I was 22 and living in South Dakota when Neil Armstrong walked on the moon in 1969.  People today who claim the moon landing was faked don't know what they are talking about.  Sure, the pix are fuzzy, but that's because the cameras and transmissions back then weren't a good as today.  But for those of us glued to our TV sets during the live transmission, there was no doubt it was real.  Cynics ask who was taking the photos of that first step, but the answer is simple:  The Eagle lander took them, the same as there was a camera on board Orion that took pix of the earth receding as the craft rose into the sky, etc.  No, my conspiracy theory friends, the Apollo moon walk was very real.

Photo of Mars showing a thin atmosphere.
What else will we discover there?
Today's Orion mission was a test flight for new equipment -- including a heat shield and a re-design of the Mercury-type capsule -- that may eventually be used for a trip to Mars.  A lot of people will ask, why go there?  It's so expensive, what do we get from it?

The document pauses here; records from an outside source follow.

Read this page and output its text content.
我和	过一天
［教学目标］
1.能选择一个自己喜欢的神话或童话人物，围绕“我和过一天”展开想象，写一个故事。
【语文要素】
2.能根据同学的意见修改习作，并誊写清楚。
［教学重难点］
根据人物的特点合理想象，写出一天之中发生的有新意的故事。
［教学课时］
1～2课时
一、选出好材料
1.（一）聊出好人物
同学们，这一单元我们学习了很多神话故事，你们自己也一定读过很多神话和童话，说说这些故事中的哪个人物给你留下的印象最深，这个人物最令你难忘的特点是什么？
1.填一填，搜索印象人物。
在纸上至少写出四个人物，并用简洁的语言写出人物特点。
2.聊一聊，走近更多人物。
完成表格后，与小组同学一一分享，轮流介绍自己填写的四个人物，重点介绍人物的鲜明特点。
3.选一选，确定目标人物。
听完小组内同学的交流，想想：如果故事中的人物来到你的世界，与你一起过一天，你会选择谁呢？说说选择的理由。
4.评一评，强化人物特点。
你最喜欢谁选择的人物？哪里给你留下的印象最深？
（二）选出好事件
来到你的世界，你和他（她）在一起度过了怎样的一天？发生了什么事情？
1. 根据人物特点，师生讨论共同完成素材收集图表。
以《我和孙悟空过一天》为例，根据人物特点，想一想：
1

True, it is expensive.  But the technological  advances we got from previous space missions have long since paid for themselves.  One example being those thin, light, but very warm materials we now use for so many things.  (I've got a pair of winter boot liners made of the same stuff as astronaut space suits.)  Learning to put satellites in orbit has given us GPS, cell phones, global communications.  Etc.  And the quest for lighter payloads has given us smaller and smaller electronics.

So who knows what we will learn from the Mars mission?  I say, let's go!